Ora, questa vita nuova
produce dei frutti fondamentali circa la concezione dell'uomo e la sua
esperienza. Innanzitutto la Chiesa afferma che ogni singolo uomo, proprio
perché è chiamato alla salvezza, acquista un valore assoluto. Non è più un individuo
in una massa anonima, ma una persona che ha come fondamento ultimo della sua
vita, quindi del suo valore, il fatto di essere figlio di Dio. Ciò rende
l'uomo infinitamente più grande di tutti i condizionamenti in cui vive e di
tutte le vicende che gli capitano. Il mondo greco-romano
non era riuscito a dare un valore all'uomo, in quanto egli, ambivalente
miscuglio di una scintilla divina e di una materia corruttibile, era
immediatamente riconducibile alla condizione sociale in cui era nato (se era nato
schiavo non aveva alcun diritto; se barbaro non gli si poteva parlare).
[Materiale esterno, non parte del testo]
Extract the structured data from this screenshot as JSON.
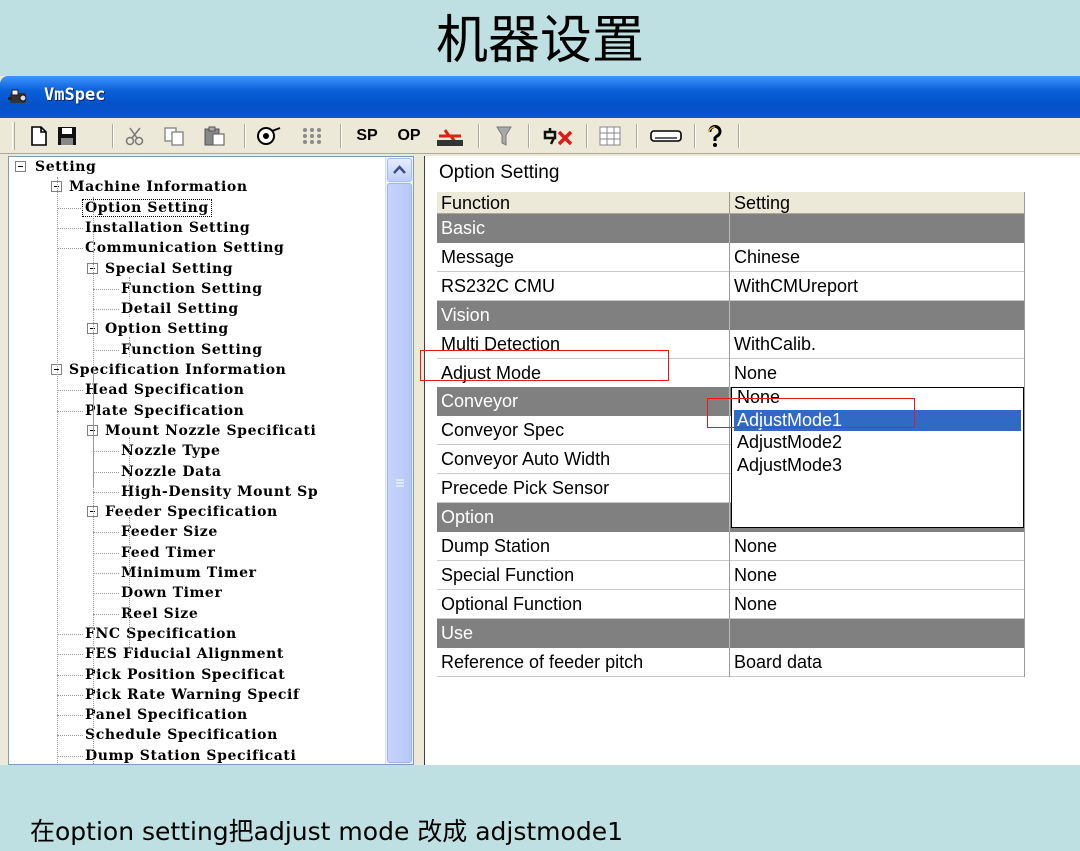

Anche
nel mondo ebraico l'uomo è ricondotto ai condizionamenti esteriori della sua
vita. Ma se l'uomo è figlio di Dio, s'innalza libero al di sopra di tutti i
condizionamenti. Col cristianesimo, pertanto, nasce l'uomo come soggetto
responsabile, in quanto risponde a Cristo, e libero. La libertà, cioè
l'energia del proprio essere persona, è una parola ignota nel mondo
precedente, presente in esso solo come esigenza che stenta a trovare la sua
giustificazione. Si può dire, con una commovente espressione di Pasternak ne
Il dottor Zivago: "Nell'abbraccio di Cristo nasce l'uomo". Ciò che definisce la
persona non è più la sua posizione nella piramide sociale o politica
(l'imperatore Diocleziano era arrivato al punto di fissare ognuno alla
propria condizione sociale, per rafforzare anche dal punto di vista politico
lo Stato), ma l'appartenenza a Cristo, che investe e trasforma tutto
(l'essere "Giudeo o Greco", "schiavo o libero",
"uomo o donna"). Se in primo piano c'è la
persona, la prima conseguenza dell'incontro con l'avvenimento di Cristo è che
"all'uomo è rivelata tutta la verità di sé" (cfr. Giovanni Paolo
II, Redemptor hominis): gli è rivelato di essere figlio di Dio e perciò di avere
un valore infinito e una precisa responsabilità di fronte a Dio, a se stesso
e al mondo; di essere quindi un soggetto che conosce e ama e che, nella
conoscenza e nell'amore, è chiamato a costruire la sua personalità. Tutto il mondo è
debitore al cristianesimo del concetto nuovo di persona, le cui conseguenze,
di fondamentale importanza, sono documentabili storicamente. Il termine
stesso di persona, che nel mondo greco indicava la maschera dell'attore,
viene totalmente risignificato nel contesto cristiano indicando per la prima
volta il soggetto umano in quanto fruisce della comunione con Dio che gli dà
valore assoluto e capacità di agire nella storia. Per quanto poi riguarda la
responsabilità degli uomini negli avvenimenti, la mentalità greca era andata maturando
nel tempo. L'immagine di una grecità che fonda la vita su un ideale di
bellezza e di equilibrio, così come ce l'hanno presentata gli illuministi, è
deformata e parziale, perché ignora il dramma di uomini chiamati a vivere
entro grandi fatti di dolore e di morte senza sapere essi stessi se come
responsabili o come vittime del fato. In quanto pone questo problema, la
tragedia è il punto di maggior crisi del mondo greco. Euripide certo intuì
che l'esperienza umana non poteva essere compresa dal mondo greco, che
pensava di arrivare alla salvezza esclusivamente attraverso la dottrina. L'altro grande elemento
di valorizzazione della persona nella concezione cristiana è il potenziamento
della sua capacità di ragione e di affezione. Viene rinnovata l'intelligenza
che può conoscere il vero e, anzi, deve ricercarlo continuamente
(l'affermazione che la salvezza è Cristo non elimina certo la ricerca delle
verità che si celano dentro il mondo e la realtà nelle sue varie dimensioni)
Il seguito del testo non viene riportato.